EXAMPLE: Apples Co. and Oranges Inc. have determined that a merger would be in the best interest of both firms. Apples will survive the merger, taking on Oranges' rights and responsibilities. The board of Oranges negotiates with Apples’ board to determine the terms of the deal. Subsequently, the two firms draw up a plan for the merger. Oranges' board then drafts a resolution in support of the merger and distributes it to shareholders along with the plan of merger. At a special meeting called to vote on the transaction, the board recommends the deal to shareholders who then vote for the plan. All along, several shareholders from Apples have objected to the deal. However, their only options in trying to avoid the transaction are to voice their concerns to management or to sell their shares in protest, as they have neither the right to vote on the deal nor any other remedy.

Short-Form Mergers 

In addition to a standard merger, many states allow for what is known as a “Short-Form Merger”. A short-form merger occurs in the case of a parent corporation who is merging with a subsidiary company of its own. The parent company is typically required to have an extremely large stake in the subsidiary – a typical requirement is that the parent own 80% or 90% of each class of stock issued by the subsidiary. See Code of Ala. § 10-2B-11.04.

If both of the above criteria are met, then a short-form merger is allowed. What a short-form merger allows the parent to do is to merge the subsidiary into itself – combining all of its financial statements, legal rights, and business operations – without a vote of the remaining shareholders of the subsidiary. The premise behind the short-form merger is that the parent company owns such a large percentage of the subsidiary, that they have control of the subsidiary. The remaining shareholders in the subsidiary are either holding their shares and fighting the sale just to hold out for more money before selling, or they are simply disinterested in the transaction.

EXAMPLE: Big Co. had invested in Small Time, Inc. largely on the basis of the research that Small Time’s team – consisting of only four people – had been conducting. The terms of the relationship between the two companies was such that Big provided Small with a substantial amount of research funding in exchange for a 90% ownership stake in the firm. After Small Time’s research finally yielded positive results, Big Co. decided to conduct a short-form merger that merged Small Time into Big’s operations. The merger was completed without a vote of Small’s remaining shareholders because of Big’s 90% ownership.

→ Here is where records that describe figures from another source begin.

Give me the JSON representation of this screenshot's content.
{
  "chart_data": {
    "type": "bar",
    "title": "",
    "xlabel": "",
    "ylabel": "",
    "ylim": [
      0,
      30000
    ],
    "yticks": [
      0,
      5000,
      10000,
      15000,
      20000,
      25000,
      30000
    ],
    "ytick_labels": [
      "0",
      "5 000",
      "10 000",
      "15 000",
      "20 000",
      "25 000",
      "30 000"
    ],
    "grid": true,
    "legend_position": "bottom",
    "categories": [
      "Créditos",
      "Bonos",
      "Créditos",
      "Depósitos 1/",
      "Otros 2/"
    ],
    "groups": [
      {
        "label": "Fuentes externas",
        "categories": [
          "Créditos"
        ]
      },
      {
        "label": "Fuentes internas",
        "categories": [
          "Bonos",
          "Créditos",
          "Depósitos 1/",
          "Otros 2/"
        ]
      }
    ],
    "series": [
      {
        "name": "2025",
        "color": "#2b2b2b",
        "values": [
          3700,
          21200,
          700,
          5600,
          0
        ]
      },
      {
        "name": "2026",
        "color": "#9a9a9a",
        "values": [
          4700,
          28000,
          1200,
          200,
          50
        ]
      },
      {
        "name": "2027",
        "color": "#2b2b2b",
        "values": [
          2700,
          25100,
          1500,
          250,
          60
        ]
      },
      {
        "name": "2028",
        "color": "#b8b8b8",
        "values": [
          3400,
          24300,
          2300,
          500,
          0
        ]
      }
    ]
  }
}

The benefits of a short-form merger to the parent company are obvious. First, the short-form merger allows the parent to save the huge expense that may be required to solicit proxies or votes from the few outstanding shareholders. Additionally, the process can be completed quickly as all that is required is a vote of the parent company’s board and a filing with the state. The requirements to carry out the short form merger vary from state to state, but the common thread is that the merger will certainly be simpler than would be a merger between two unrelated companies. See Cal Corp Code § 1110.

Note, however, that just because a pair of companies merge via a short-form merger (as opposed to a regular merger), that does not change the legal rights or responsibilities of the parent company. The parent still takes on all of the benefits and obligations – including any elements of civil liability – that attach to the now merged subsidiary.